Allen’s explanation is brief.
“I put a charge into a lot of balls,” he said. “Still can.”
In the past seven years, Allen approached the White Sox and Texas Rangers about being their designated hitter. They were more interested in him coaching their young hitters.
To this day, Allen drives a baby-blue 1974 Lincoln Continental, bought for $10,000 in Chicago 17 years ago. He calls the car Big Blue. He talks to the car, asking, “Does the big fellow need a wash and wax today?”
Allen keeps a broom stick in the trunk of Big Blue. On mornings when Allen is not at the track, peddling the services of a Puerto Rican apprentice jockey named Johnny Velasquez, he drives to a Los Angeles-area state park named for another American original -- Will Rogers -- and bats stones into the Pacific.
“Nobody after me there,” Allen said. “Just me and the ocean and the sun.”
Long gone from the game, ignored by the owners, reviled and cherished by the fans, idolized by players who are fascinated by his persona and those whippet wrists, Dick Allen stories surface wherever baseball people gather. One good yarn concerns Jim Ray Hart, the hard third baseman for the Giants.
In 1962, Allen played for the Williamsport (Pa.) Phillies in the Class AA Eastern League. Hart toiled for the Springfield (Mass.) Giants. Going into the season finale, Springfield at Williamsport, Allen and Hart were two terrific young third basemen tied for the batting championship.
“I invited Crow (Hart) out to this little joint in Williamsport the night before the game,” Allen said. “Figured I’d get him sauced so I had an edge. I threw a $20 bill on the bar and told the bartender to start pouring Old Grand Dad.
“Don’t forget $20 bought a lot of drinks back then. We finally use up the twenty. We’re both pretty lit. Time to split, right? Crow reaches in his pocket and throws down another twenty. He says, ‘Let me return the favor.’
“The next day at the yard, I’m seeing nine infielders. Crow is taking BP (batting practice) and laughing. I know I have to have a good game.
“I go 4-for-6. Almost killed me. Crow, he goes 6-for-6 and wins the batting crown -- .331 to .329. Can you beat that?”
Cut to 1990. The Mariners are in their dugout before a game in the Kingdome. To pups such as Ken Griffey Jr. and Greg Briley, the name Dick Allen is a hazy memory, some guy who played in another place at a different time. For all they know, we could be discussing Dick Stuart.
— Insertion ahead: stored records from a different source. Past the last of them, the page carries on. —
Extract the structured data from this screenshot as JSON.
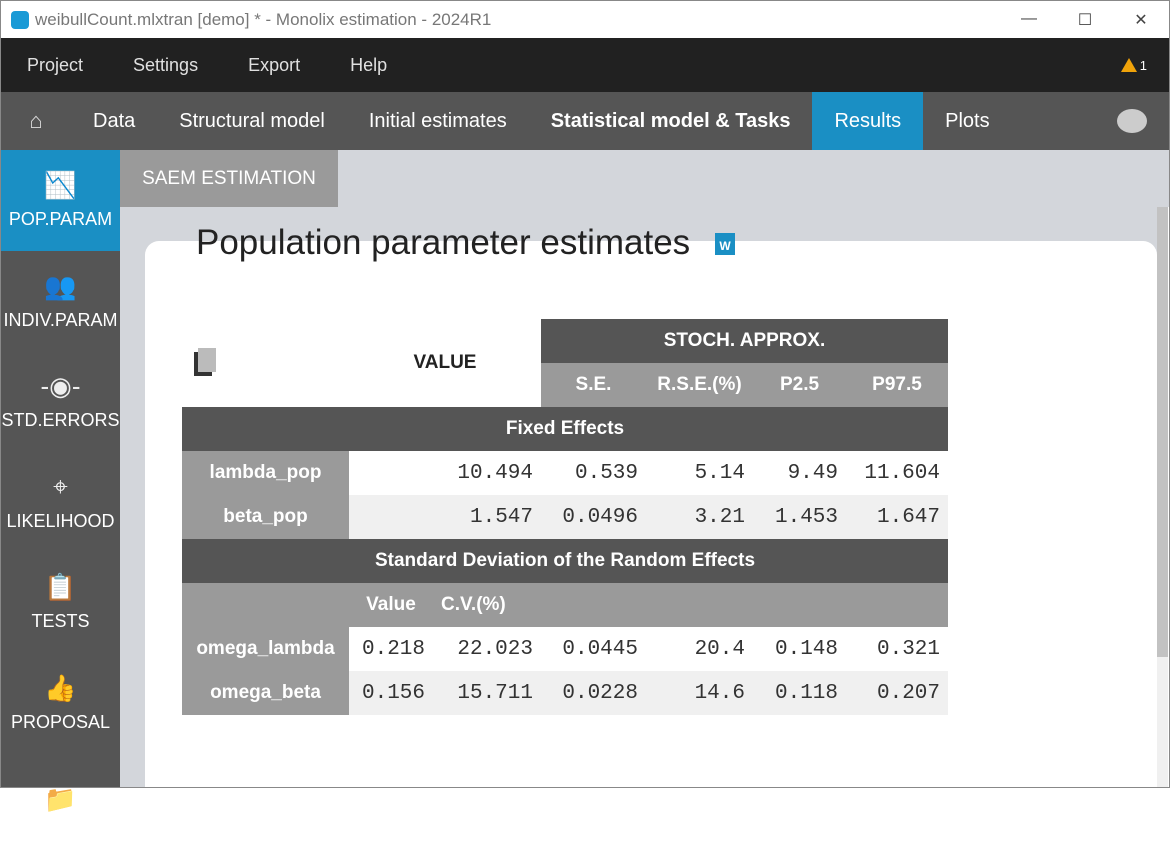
{
  "window": {
    "title": "weibullCount.mlxtran [demo] * - Monolix estimation - 2024R1",
    "controls": [
      "—",
      "☐",
      "✕"
    ]
  },
  "menu": [
    "Project",
    "Settings",
    "Export",
    "Help"
  ],
  "warning_count": "1",
  "nav": {
    "tabs": [
      "Data",
      "Structural model",
      "Initial estimates",
      "Statistical model & Tasks",
      "Results",
      "Plots"
    ],
    "active": "Results"
  },
  "sidebar": [
    {
      "label": "POP.PARAM",
      "icon": "chart-icon"
    },
    {
      "label": "INDIV.PARAM",
      "icon": "users-icon"
    },
    {
      "label": "STD.ERRORS",
      "icon": "errorbar-icon"
    },
    {
      "label": "LIKELIHOOD",
      "icon": "target-icon"
    },
    {
      "label": "TESTS",
      "icon": "clipboard-icon"
    },
    {
      "label": "PROPOSAL",
      "icon": "thumbs-up-icon"
    }
  ],
  "subtab": "SAEM ESTIMATION",
  "page_title": "Population parameter estimates",
  "table": {
    "value_header": "VALUE",
    "group_header": "STOCH. APPROX.",
    "cols": [
      "S.E.",
      "R.S.E.(%)",
      "P2.5",
      "P97.5"
    ],
    "fixed_title": "Fixed Effects",
    "fixed": [
      {
        "name": "lambda_pop",
        "value": "10.494",
        "se": "0.539",
        "rse": "5.14",
        "p2": "9.49",
        "p97": "11.604"
      },
      {
        "name": "beta_pop",
        "value": "1.547",
        "se": "0.0496",
        "rse": "3.21",
        "p2": "1.453",
        "p97": "1.647"
      }
    ],
    "random_title": "Standard Deviation of the Random Effects",
    "random_subcols": [
      "Value",
      "C.V.(%)"
    ],
    "random": [
      {
        "name": "omega_lambda",
        "value": "0.218",
        "cv": "22.023",
        "se": "0.0445",
        "rse": "20.4",
        "p2": "0.148",
        "p97": "0.321"
      },
      {
        "name": "omega_beta",
        "value": "0.156",
        "cv": "15.711",
        "se": "0.0228",
        "rse": "14.6",
        "p2": "0.118",
        "p97": "0.207"
      }
    ]
  }
}
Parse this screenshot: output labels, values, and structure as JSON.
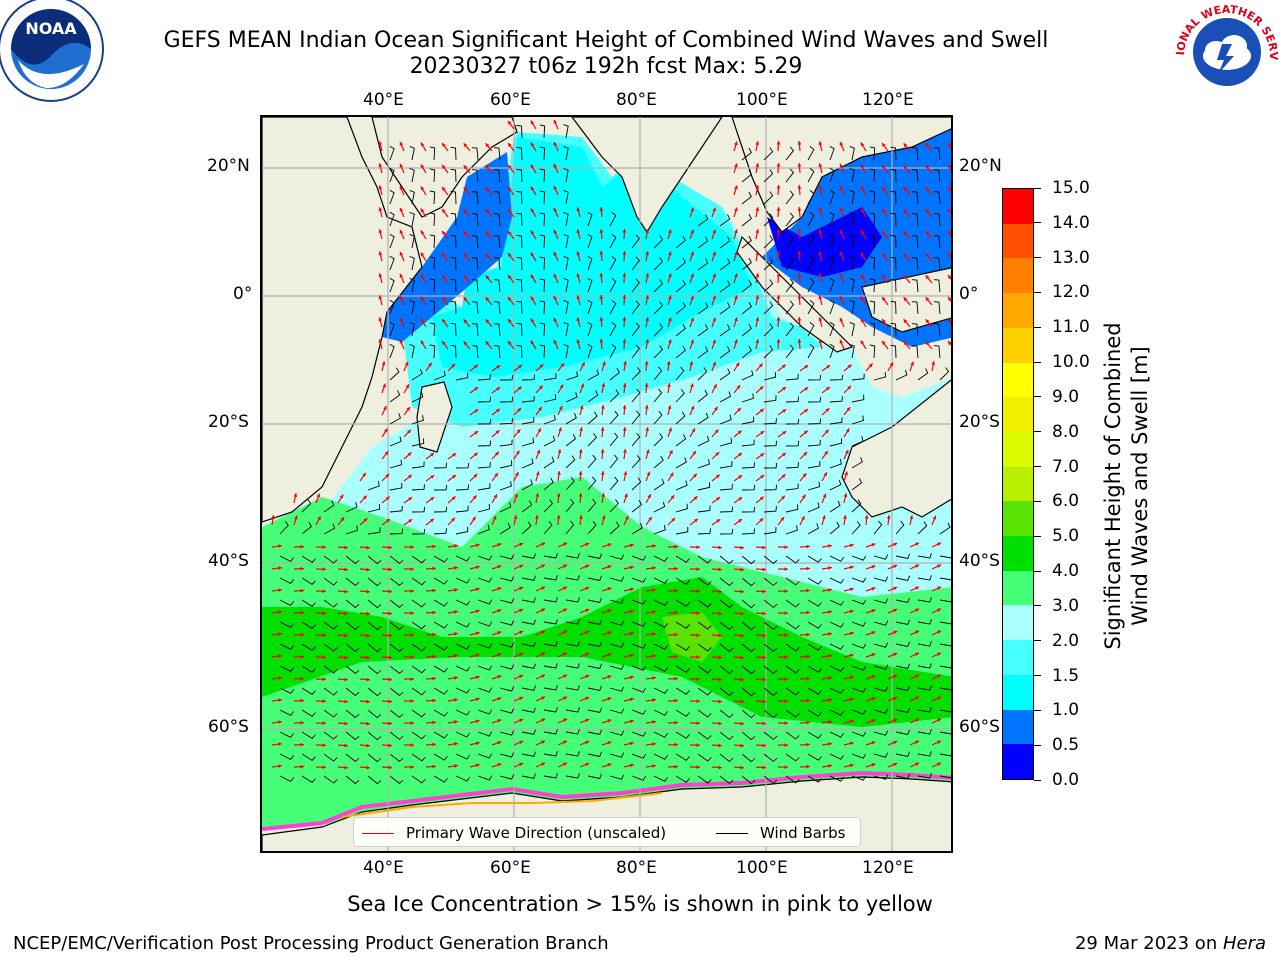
{
  "header": {
    "title_line1": "GEFS MEAN Indian Ocean Significant Height of Combined Wind Waves and Swell",
    "title_line2": "20230327 t06z 192h fcst   Max: 5.29"
  },
  "logos": {
    "left": "NOAA",
    "right": "NATIONAL WEATHER SERVICE"
  },
  "map": {
    "lon_ticks_top": [
      "40°E",
      "60°E",
      "80°E",
      "100°E",
      "120°E"
    ],
    "lon_ticks_bottom": [
      "40°E",
      "60°E",
      "80°E",
      "100°E",
      "120°E"
    ],
    "lat_ticks_left": [
      "20°N",
      "0°",
      "20°S",
      "40°S",
      "60°S"
    ],
    "lat_ticks_right": [
      "20°N",
      "0°",
      "20°S",
      "40°S",
      "60°S"
    ],
    "colors": {
      "land": "#efefe0",
      "wave_direction": "#ff0000",
      "wind_barb": "#000000",
      "grid": "#b0b0b0"
    }
  },
  "legend": {
    "items": [
      {
        "label": "Primary Wave Direction (unscaled)",
        "color": "#ff0000"
      },
      {
        "label": "Wind Barbs",
        "color": "#000000"
      }
    ]
  },
  "colorbar": {
    "title_line1": "Significant Height of Combined",
    "title_line2": "Wind Waves and Swell [m]",
    "tick_labels": [
      "0.0",
      "0.5",
      "1.0",
      "1.5",
      "2.0",
      "3.0",
      "4.0",
      "5.0",
      "6.0",
      "7.0",
      "8.0",
      "9.0",
      "10.0",
      "11.0",
      "12.0",
      "13.0",
      "14.0",
      "15.0"
    ],
    "bin_colors": [
      "#0000ff",
      "#0074ff",
      "#00ffff",
      "#46ffff",
      "#aaffff",
      "#46ff78",
      "#00e000",
      "#58e400",
      "#b8ee00",
      "#dcfa00",
      "#f0f000",
      "#ffff00",
      "#ffd000",
      "#ffa800",
      "#ff8000",
      "#ff5000",
      "#ff0000"
    ]
  },
  "caption": "Sea Ice Concentration > 15% is shown in pink to yellow",
  "footer": {
    "left": "NCEP/EMC/Verification Post Processing Product Generation Branch",
    "right_prefix": "29 Mar 2023 on ",
    "right_machine": "Hera"
  }
}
Jeffrey Leonard is not only older and wiser, he grew up in Philadelphia. Leonard worships Dick Allen. At the mention of Allen’s name, Leonard springs from the bench and grabs a bat.
Leonard assumes that sturdy stance. He lowers his left shoulder. He tugs at his shirt sleeves. He snorts through his nose. Dick Allen, to the life.
“Man, you guys never seen anything like him,” Leonard tells Griffey and Briley. “The baddest (bleep-bleep) who ever lived.
“He could rake. He played the game the right way. Hard. Very hard. Oh man, I’m glad you brought him up. Nobody like Dick Allen. Nobody.”
Leonard takes a ferocious cut, watching a distant ball leave the Kingdome, heading for the ocean.